Mantan Wakil Kepala Badan Gizi Nasional (BGN) Lodewyk Pusung kembali bersiap menempuh jalur hukum. Melalui kuasa hukumnya, ia akan mengajukan permohonan praperadilan untuk ketiga kalinya setelah upaya sebelumnya ditolak Pengadilan Negeri Jakarta Pusat (PN Jakpus). Rencana ini diungkapkan usai pembacaan putusan pada Senin (24/8/2026).
Pengacara Lodewyk, Jonky Hendry Mailuhuw, mengatakan pihaknya menerima putusan pengadilan yang ada. Namun, mereka akan segera berkonsultasi dengan Lodewyk untuk mengajukan permohonan baru ke PN Jakarta Selatan. “Oleh karenanya, dalam waktu dekat kita akan konsultasi lagi dengan Pak Lodewyk untuk mengajukan (permohonan praperadilan) ke Jakarta Selatan. Karena kebenaran itu kan dia harus cari,” ujar Jonky.
Jonky menjelaskan, alasan pengajuan ulang ini karena putusan baik di PN Jaksel maupun PN Jakpus belum menyentuh pokok permohonan praperadilan. Pokok perkara yang dimaksud adalah sah atau tidaknya pelaksanaan upaya paksa penyitaan yang dilakukan oleh Kejaksaan Agung (Kejagung) terhadap Lodewyk. Menurutnya, tindakan Kejagung telah melanggar prosedur hukum, sehingga pihaknya tidak bisa tinggal diam.

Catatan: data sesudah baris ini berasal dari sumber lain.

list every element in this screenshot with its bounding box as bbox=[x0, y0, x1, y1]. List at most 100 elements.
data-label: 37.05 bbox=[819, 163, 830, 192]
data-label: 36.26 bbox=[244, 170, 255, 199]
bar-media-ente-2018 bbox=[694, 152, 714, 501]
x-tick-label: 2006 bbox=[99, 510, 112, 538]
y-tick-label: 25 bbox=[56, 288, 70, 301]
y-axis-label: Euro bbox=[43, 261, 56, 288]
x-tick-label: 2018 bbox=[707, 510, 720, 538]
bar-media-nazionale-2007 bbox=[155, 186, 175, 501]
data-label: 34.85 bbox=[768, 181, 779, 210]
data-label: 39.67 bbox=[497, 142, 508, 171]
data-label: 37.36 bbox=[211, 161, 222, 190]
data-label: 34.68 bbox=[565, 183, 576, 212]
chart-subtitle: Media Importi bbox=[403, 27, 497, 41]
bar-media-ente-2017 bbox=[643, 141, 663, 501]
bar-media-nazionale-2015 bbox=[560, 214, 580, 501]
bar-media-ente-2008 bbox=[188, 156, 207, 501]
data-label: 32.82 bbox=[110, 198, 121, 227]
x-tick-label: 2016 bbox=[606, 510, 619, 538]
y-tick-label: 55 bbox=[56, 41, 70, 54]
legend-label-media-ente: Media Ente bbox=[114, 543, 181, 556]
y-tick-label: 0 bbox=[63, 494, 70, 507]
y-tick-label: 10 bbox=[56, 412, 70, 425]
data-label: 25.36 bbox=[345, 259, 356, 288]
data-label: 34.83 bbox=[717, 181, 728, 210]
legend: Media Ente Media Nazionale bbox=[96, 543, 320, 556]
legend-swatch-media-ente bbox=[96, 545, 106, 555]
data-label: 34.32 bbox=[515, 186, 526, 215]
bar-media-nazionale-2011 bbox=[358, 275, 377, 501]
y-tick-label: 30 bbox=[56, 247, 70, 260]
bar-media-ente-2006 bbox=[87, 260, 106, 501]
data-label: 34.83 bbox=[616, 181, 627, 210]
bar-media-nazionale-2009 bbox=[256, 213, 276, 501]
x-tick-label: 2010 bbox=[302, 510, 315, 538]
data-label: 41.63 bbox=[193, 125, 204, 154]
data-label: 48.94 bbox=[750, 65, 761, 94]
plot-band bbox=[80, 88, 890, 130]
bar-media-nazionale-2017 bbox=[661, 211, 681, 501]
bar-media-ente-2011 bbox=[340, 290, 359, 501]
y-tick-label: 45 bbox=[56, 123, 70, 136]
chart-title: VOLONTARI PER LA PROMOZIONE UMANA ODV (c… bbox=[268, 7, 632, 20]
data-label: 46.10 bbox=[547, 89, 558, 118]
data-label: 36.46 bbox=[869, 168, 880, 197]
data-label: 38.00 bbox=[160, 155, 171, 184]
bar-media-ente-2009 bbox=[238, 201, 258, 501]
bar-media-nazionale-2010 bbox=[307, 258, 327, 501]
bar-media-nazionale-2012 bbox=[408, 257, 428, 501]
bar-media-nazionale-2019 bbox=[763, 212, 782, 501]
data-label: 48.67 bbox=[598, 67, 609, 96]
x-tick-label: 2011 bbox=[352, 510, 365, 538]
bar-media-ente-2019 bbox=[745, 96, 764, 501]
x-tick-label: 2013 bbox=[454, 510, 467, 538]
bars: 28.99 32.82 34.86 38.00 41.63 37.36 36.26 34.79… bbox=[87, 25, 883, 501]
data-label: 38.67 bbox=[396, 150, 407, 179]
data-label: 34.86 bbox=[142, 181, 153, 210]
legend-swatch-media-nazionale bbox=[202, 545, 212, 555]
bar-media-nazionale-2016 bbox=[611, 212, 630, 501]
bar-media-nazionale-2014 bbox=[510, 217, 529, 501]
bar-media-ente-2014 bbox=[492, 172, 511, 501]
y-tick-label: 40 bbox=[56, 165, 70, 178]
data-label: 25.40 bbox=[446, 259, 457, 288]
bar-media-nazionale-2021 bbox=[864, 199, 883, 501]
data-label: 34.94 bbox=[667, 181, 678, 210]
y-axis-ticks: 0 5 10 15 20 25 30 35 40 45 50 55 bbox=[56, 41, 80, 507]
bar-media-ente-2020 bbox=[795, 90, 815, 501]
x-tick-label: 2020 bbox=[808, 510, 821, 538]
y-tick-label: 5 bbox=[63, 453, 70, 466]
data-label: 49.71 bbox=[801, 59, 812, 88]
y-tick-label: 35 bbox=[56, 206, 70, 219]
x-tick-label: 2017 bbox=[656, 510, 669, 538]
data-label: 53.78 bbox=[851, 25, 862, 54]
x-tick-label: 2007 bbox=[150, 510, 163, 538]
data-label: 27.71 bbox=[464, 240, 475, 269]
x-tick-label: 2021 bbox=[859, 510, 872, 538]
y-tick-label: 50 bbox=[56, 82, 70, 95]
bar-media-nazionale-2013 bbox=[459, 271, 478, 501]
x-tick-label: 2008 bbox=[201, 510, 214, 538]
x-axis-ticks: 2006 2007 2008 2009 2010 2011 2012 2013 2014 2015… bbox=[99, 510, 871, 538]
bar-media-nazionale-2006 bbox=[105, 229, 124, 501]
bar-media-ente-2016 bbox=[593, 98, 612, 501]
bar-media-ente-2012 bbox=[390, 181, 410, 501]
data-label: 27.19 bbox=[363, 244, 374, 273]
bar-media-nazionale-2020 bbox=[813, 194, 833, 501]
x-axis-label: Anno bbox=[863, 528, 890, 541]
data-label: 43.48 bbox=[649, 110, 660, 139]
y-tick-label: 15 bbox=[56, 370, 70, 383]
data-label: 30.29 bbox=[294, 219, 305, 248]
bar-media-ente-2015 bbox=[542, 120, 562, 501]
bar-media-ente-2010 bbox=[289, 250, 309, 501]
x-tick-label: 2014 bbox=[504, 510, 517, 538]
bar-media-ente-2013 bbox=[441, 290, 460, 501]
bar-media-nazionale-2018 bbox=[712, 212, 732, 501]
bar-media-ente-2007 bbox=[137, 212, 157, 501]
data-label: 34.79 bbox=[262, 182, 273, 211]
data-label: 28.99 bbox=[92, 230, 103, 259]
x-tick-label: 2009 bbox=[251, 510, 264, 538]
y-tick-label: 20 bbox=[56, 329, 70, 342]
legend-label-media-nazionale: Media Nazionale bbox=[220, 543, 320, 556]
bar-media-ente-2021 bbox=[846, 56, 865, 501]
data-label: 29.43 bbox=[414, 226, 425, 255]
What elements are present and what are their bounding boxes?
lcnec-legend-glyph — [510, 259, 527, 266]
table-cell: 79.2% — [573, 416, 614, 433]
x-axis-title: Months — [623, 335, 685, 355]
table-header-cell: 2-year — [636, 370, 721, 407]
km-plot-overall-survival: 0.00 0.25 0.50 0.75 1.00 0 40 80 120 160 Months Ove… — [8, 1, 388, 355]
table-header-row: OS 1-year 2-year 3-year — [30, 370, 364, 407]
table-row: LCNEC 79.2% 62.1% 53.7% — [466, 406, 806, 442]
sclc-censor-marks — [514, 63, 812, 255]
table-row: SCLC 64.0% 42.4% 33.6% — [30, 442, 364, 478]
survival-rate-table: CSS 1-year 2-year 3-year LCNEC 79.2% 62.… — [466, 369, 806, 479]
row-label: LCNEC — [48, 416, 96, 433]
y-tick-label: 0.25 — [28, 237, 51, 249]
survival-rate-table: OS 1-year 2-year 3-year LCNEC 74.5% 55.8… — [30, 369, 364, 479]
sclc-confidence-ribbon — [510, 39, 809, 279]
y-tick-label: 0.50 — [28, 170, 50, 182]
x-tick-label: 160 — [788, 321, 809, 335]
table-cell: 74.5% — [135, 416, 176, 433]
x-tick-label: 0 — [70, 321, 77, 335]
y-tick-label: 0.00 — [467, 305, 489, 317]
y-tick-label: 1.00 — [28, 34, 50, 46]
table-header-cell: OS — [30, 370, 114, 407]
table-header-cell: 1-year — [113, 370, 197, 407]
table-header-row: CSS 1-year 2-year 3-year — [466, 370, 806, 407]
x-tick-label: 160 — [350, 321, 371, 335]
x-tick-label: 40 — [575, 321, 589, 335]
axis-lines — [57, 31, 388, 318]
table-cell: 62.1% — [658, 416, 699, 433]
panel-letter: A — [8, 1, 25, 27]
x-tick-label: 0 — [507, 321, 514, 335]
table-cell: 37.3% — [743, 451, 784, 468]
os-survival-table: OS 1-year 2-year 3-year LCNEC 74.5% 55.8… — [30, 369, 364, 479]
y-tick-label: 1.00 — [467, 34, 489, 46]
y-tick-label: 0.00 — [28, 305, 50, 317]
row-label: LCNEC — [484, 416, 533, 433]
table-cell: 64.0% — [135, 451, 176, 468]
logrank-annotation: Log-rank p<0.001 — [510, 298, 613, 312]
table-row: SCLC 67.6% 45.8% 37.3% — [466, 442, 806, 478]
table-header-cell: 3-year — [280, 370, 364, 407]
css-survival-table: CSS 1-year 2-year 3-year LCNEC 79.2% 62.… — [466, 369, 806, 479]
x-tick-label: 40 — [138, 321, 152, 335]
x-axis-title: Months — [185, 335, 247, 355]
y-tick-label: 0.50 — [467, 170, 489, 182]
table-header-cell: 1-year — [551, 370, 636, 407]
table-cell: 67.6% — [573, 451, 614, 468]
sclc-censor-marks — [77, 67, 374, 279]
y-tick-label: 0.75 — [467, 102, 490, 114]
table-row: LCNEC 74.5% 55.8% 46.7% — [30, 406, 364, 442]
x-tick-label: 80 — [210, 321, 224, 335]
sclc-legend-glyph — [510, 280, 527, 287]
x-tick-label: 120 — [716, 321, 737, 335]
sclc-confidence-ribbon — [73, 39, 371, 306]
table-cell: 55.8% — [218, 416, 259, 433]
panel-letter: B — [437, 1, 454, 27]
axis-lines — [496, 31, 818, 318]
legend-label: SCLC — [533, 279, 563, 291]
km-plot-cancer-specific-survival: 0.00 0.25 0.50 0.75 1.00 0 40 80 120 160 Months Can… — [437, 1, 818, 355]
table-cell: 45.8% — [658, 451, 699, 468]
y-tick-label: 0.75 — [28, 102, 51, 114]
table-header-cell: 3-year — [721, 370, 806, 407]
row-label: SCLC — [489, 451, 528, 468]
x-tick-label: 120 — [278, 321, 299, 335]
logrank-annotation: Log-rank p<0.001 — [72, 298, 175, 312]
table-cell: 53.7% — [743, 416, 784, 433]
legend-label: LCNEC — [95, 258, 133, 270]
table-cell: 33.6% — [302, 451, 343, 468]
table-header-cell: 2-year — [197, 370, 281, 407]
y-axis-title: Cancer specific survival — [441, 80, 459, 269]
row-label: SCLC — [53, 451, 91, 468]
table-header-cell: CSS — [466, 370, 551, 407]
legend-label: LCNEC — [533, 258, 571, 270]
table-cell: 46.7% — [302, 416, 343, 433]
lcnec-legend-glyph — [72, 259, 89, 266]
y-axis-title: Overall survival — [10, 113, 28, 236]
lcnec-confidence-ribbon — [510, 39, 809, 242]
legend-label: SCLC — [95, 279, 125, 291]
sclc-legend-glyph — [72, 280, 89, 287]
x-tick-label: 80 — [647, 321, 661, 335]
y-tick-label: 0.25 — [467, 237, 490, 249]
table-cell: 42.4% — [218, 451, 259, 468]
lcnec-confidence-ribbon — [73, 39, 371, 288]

“Jadi kalau misalnya kita tidak melakukan praperadilan, sama aja kita membiarkan ketidakbenaran itu berjalan terus dan kita akan masuk dalam pokok perkara dengan ketidakbenaran yang kami yakini, gitu lho. Jadi tetap kami akan ajukan,” tegas Jonky. Ia menegaskan bahwa upaya hukum ini bukan untuk menghalangi proses penyidikan yang sedang berjalan. “Jadi ketika kami mengajukan lagi, bukan berarti kami pengin menghalangi, karena proses ini kan masih di penyidikan. Jadi sekalipun kita mengajukan permohonan praperadilan, proses penyidikan itu tetap berjalan,” tambahnya.
Sebelumnya, hakim tunggal PN Jakpus mengabulkan eksepsi Kejagung dan menyatakan PN Jakpus tidak berwenang mengadili permohonan praperadilan tersebut. Amar putusan dibacakan oleh Ketua Majelis Hakim M Firman Akbar. “Mengadili, mengabulkan eksepsi Termohon. Menyatakan Pengadilan Negeri Jakarta Pusat tidak berwenang mengadili permohonan praperadilan Pemohon. Membebankan biaya perkara kepada Pemohon tersebut sejumlah nihil,” ucapnya.
Dengan demikian, PN Jakpus tidak memeriksa substansi permohonan, termasuk sah atau tidaknya penangkapan, penggeledahan, penyitaan, dan penetapan tersangka terhadap Lodewyk. Hakim juga tidak mempertimbangkan lebih lanjut permohonan tersebut. Langkah kubu Lodewyk untuk mengajukan praperadilan ketiga kali ini menunjukkan kegigihan mereka dalam memperjuangkan proses hukum yang dianggap adil.
Sampai berita ini diturunkan, belum ada konfirmasi resmi dari pihak Kejagung mengenai rencana tersebut. Namun, kuasa hukum Lodewyk memastikan bahwa proses penyidikan tetap berjalan tanpa hambatan. Mereka berharap pengajuan di PN Jakarta Selatan dapat membuka ruang pemeriksaan materiil atas perkara yang dihadapi kliennya.